Yeni bir ABD istihbarat değerlendirmesine göre İsrail'in 7 Ekim'den bu yana Hamas'a karşı Gazze'de kullandığı havadan karaya mühimmatın neredeyse yarısı güdümsüz, diğer adıyla "aptal bombalar".

1. resim

Ulusal İstihbarat Direktörlüğü tarafından derlenen ve bunu gören üç kaynak tarafından CNN'e açıklanan değerlendirmeye göre İsrail'in kullandığı 29,000 havadan karaya mühimmatın yaklaşık %40-45'i güdümsüz. Değerlendirmeye göre geri kalanlar hassas güdümlü mühimmatlar.

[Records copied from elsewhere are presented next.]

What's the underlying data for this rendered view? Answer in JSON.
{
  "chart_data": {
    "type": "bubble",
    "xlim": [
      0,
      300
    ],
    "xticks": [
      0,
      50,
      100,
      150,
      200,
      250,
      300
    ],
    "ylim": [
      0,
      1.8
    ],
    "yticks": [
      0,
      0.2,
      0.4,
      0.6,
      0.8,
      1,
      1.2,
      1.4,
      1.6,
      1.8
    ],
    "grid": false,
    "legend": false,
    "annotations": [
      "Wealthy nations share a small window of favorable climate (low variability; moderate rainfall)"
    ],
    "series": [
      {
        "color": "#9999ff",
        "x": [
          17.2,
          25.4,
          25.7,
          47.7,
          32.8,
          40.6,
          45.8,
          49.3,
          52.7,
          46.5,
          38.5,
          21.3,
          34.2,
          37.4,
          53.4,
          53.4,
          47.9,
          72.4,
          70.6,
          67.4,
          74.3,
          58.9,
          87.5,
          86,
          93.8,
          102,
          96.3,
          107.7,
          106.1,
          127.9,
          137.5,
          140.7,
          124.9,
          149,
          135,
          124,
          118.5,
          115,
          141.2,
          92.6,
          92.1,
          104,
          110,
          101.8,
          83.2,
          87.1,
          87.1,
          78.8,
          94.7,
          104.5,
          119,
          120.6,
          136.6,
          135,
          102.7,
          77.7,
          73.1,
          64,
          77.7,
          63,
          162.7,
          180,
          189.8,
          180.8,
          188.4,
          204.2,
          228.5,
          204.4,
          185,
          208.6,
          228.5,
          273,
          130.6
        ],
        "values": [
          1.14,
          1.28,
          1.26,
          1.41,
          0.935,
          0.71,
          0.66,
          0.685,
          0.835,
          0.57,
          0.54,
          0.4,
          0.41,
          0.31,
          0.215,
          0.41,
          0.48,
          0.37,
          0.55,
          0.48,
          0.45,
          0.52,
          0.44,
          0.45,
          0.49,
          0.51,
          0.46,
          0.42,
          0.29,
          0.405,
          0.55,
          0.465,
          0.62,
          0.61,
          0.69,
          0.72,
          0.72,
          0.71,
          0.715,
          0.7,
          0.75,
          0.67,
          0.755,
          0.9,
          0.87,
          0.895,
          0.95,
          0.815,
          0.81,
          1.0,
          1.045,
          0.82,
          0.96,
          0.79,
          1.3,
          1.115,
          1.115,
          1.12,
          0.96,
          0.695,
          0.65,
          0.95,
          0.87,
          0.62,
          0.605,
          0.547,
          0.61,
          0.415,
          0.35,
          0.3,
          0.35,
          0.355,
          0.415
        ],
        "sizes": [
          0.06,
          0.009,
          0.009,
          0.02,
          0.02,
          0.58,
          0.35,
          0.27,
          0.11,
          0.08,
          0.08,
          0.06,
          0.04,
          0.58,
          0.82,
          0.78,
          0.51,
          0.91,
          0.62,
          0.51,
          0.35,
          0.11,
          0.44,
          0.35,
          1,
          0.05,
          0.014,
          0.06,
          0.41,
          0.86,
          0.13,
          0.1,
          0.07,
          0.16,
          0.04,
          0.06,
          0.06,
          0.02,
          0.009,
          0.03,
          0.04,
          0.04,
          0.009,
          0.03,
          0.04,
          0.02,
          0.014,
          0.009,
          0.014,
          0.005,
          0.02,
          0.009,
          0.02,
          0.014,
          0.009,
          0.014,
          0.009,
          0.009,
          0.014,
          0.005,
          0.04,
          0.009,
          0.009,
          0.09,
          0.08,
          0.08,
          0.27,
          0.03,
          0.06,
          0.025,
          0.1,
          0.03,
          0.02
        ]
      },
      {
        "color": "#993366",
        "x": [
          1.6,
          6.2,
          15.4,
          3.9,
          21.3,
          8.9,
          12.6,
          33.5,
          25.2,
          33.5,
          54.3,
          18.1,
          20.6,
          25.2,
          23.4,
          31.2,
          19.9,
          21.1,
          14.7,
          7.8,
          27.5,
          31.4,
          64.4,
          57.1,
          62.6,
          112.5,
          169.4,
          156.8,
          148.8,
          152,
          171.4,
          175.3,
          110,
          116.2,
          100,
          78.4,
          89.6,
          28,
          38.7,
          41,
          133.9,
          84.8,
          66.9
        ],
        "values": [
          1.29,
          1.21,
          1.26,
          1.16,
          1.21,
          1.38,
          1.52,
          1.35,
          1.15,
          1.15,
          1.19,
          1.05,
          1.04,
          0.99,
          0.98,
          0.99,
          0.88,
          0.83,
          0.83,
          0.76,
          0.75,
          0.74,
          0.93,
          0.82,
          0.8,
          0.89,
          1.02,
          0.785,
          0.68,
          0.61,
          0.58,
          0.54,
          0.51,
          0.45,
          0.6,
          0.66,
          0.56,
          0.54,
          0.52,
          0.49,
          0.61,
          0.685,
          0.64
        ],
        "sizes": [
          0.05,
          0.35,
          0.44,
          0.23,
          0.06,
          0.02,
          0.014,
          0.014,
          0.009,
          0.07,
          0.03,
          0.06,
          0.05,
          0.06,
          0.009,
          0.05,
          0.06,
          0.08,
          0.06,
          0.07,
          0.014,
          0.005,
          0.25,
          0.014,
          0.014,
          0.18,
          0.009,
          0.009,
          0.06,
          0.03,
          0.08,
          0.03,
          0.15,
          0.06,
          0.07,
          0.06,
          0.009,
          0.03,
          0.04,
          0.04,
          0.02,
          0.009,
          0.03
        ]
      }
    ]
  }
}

Güdümsüz mühimmatlar genellikle daha az isabet oranına sahip ve özellikle Gazze gibi yoğun nüfuslu bir bölgede siviller için daha büyük bir tehdit oluşturabilir. İsrail'in güdümsüz bombaları kullanma hızı sivil ölümlerinin artmasına katkıda bulunuyor.

Salı günü Başkan Joe Biden İsrail'in Gazze'de "ayrım gözetmeksizin bombalama" yaptığını söyledi.

IDF sözcüsü Nir Dinar CNN'e verdiği demeçte "Kullanılan mühimmatın türüne değinmiyoruz" dedi.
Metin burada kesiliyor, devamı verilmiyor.